Section 230, which is described by proponents as a tool for protecting freedom of expression and innovation on the Internet, protects websites from legal liability for content that their users publish.
So long as websites act in “good faith,” they can remove content that is offensive or otherwise objectionable.
In a senate hearing, scheduled for 28 October, Zuckerberg is expected to support changing the legislation, which has recently become more politically controversial.
The growing debate over the legislation “shows that people of all political persuasions are unhappy with the status quo”, Zuckerberg said in a prepared statement.
“People want to know that companies are taking responsibility for combating harmful content – especially illegal activity – on their platforms. They want to know that when platforms remove content, they are doing so fairly and transparently. And they want to make sure that platforms are held accountable,
“Section 230 made it possible for every major internet service to be built and ensured important values like free expression and openness were part of how platforms operate. Changing it is a significant decision. However, I believe Congress should update the law to make sure it’s working as intended.”
The reason that Section 230, which was enacted in 1996, has become so contentious recently is partly because of president Donald Trump, who targeted the legislation with an executive order in May.
Mr Trump believes that the law is being used to shield social media companies such as Twitter, Facebook, and search giant Google from perceived bias against the Republican, something that the social media companies have regularly denied and which is legally unrelated to Section 230 legislation.
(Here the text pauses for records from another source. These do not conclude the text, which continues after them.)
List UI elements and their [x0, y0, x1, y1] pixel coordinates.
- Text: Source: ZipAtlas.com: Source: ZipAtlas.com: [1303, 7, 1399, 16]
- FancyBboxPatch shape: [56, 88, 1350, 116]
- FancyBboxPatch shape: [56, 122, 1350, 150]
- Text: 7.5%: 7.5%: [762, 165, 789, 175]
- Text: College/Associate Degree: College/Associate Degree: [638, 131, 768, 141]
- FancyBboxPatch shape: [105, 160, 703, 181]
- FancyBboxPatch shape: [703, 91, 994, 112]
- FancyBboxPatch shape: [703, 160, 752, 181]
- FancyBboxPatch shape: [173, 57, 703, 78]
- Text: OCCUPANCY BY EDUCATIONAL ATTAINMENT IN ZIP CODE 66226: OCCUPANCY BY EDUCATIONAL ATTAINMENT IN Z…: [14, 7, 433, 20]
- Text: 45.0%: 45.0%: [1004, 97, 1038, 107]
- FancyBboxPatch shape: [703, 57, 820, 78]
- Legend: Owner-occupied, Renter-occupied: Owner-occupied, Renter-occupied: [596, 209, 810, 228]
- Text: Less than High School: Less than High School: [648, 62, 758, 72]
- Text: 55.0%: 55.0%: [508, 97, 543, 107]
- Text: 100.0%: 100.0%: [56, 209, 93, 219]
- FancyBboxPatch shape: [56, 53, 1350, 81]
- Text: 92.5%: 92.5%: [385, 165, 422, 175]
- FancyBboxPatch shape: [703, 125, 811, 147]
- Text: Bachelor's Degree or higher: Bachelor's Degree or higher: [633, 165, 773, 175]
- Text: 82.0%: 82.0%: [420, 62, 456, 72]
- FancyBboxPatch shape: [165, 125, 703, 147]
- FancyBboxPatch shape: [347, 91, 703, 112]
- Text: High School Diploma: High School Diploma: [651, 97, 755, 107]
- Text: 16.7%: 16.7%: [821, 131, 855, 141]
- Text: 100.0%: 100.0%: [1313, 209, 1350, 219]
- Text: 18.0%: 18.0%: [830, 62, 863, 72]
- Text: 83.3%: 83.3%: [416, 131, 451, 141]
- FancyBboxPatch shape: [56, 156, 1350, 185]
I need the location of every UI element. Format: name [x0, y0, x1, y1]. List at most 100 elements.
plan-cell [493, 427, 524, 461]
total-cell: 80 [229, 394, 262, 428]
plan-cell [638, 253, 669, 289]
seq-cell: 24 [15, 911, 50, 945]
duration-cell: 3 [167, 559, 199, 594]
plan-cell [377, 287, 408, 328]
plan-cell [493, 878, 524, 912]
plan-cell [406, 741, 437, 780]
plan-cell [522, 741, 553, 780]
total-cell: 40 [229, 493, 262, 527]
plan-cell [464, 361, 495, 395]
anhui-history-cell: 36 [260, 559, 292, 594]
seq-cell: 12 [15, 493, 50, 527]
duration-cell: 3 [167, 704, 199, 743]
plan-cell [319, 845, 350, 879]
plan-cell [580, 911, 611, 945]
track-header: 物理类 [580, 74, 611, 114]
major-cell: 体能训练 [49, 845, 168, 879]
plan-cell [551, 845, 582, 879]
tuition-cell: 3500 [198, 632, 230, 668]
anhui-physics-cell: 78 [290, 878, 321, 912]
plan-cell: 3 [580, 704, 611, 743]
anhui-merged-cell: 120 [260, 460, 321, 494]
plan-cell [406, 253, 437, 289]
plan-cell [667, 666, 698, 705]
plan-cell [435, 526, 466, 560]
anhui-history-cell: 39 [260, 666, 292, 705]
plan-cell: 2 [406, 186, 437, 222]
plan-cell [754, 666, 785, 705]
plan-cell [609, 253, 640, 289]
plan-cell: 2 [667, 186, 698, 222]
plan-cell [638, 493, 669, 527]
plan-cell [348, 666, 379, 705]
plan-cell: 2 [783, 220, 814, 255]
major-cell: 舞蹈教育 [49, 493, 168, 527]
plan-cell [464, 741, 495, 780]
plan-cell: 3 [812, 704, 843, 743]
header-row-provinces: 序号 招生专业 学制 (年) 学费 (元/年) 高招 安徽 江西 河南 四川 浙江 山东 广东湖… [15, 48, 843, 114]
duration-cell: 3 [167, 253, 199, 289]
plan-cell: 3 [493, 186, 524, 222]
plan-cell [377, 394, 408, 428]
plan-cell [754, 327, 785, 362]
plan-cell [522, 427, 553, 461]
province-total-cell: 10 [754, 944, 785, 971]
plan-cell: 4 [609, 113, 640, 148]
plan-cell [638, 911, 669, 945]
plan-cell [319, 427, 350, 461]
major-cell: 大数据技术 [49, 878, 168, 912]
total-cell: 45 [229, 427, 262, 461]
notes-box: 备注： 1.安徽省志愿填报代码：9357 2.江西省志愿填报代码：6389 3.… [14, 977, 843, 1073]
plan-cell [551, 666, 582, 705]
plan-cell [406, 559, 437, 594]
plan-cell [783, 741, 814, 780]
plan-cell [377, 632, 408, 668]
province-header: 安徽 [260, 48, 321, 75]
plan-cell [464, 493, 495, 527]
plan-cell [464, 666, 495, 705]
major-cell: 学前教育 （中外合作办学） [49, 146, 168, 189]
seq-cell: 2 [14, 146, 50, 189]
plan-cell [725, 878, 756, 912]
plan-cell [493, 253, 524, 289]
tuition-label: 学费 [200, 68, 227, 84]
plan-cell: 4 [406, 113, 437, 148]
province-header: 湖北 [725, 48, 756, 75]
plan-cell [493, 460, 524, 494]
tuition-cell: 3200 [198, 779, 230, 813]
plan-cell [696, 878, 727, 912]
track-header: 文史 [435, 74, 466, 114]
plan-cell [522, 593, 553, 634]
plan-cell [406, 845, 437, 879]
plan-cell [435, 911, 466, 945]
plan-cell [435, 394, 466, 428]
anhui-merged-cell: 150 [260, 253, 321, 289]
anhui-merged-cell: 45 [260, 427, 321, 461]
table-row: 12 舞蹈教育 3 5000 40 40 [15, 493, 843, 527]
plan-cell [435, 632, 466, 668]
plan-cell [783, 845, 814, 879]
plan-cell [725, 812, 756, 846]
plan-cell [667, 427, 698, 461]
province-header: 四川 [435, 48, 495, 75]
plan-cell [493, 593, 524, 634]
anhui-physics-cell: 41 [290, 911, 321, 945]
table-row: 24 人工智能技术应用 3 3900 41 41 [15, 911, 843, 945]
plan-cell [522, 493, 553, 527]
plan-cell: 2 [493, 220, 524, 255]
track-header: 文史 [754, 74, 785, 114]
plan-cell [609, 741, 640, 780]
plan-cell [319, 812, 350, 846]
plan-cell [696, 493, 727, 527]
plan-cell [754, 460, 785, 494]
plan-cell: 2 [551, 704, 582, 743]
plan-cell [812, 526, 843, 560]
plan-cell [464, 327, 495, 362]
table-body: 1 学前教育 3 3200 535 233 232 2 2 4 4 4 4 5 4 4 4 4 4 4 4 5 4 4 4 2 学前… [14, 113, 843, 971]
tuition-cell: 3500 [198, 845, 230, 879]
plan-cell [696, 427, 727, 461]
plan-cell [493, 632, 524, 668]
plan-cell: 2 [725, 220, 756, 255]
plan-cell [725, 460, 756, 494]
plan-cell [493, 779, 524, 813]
Nevertheless, the incorrect notion that Section 230 is married to a form of ‘political neutrality’ is one that has been repeatedly spread by Republican congresspeople such as Ted Cruz and Josh Hawley since 2018, despite not being accurate.
Democratic presidential candidate Joe Biden also believes that Section 230 needs to be “revoked”, seemingly so Facebook could be sued for hosting false information yet are “exempt from being sued”.
While Section 230 protects Facebook, Twitter, and other “Big Tech” platforms from legal ramifications, it applies to all websites.
“Under the law, bloggers are not liable for comments left by readers, the work of guest bloggers, tips sent via email, or information received through RSS feeds. This legal protection can still hold even if a blogger is aware of the objectionable content or makes editorial judgments” the Electronic Frontier Foundation explains.
Twitter CEO Jack Dorsey is set to defend the legislation, as does CEO of Alphabet and Google, Sundar Pichai.
“Undermining Section 230 will result in far more removal of online speech and impose severe limitations on our collective ability to address harmful content and protect people online,” Dorsey said.
Pichai said that lawmakers should “be very thoughtful about any changes to Section 230 and to be very aware of the consequences those changes might have on businesses and consumers.”
Should Section 230 be changed, it could result in more political censorship, rather than less.
The Section 230 protection has stopped Twitter from taking action against the inflammatory content Mr Trump is prone to post.
“Ironically, Donald Trump is a big beneficiary of Section 230,” said Kate Ruane, a senior legislative counsel for the American Civil Liberties Union, said in May.
“If platforms were not immune under the law, then they would not risk the legal liability that could come with hosting Donald Trump’s lies, defamation and threats.”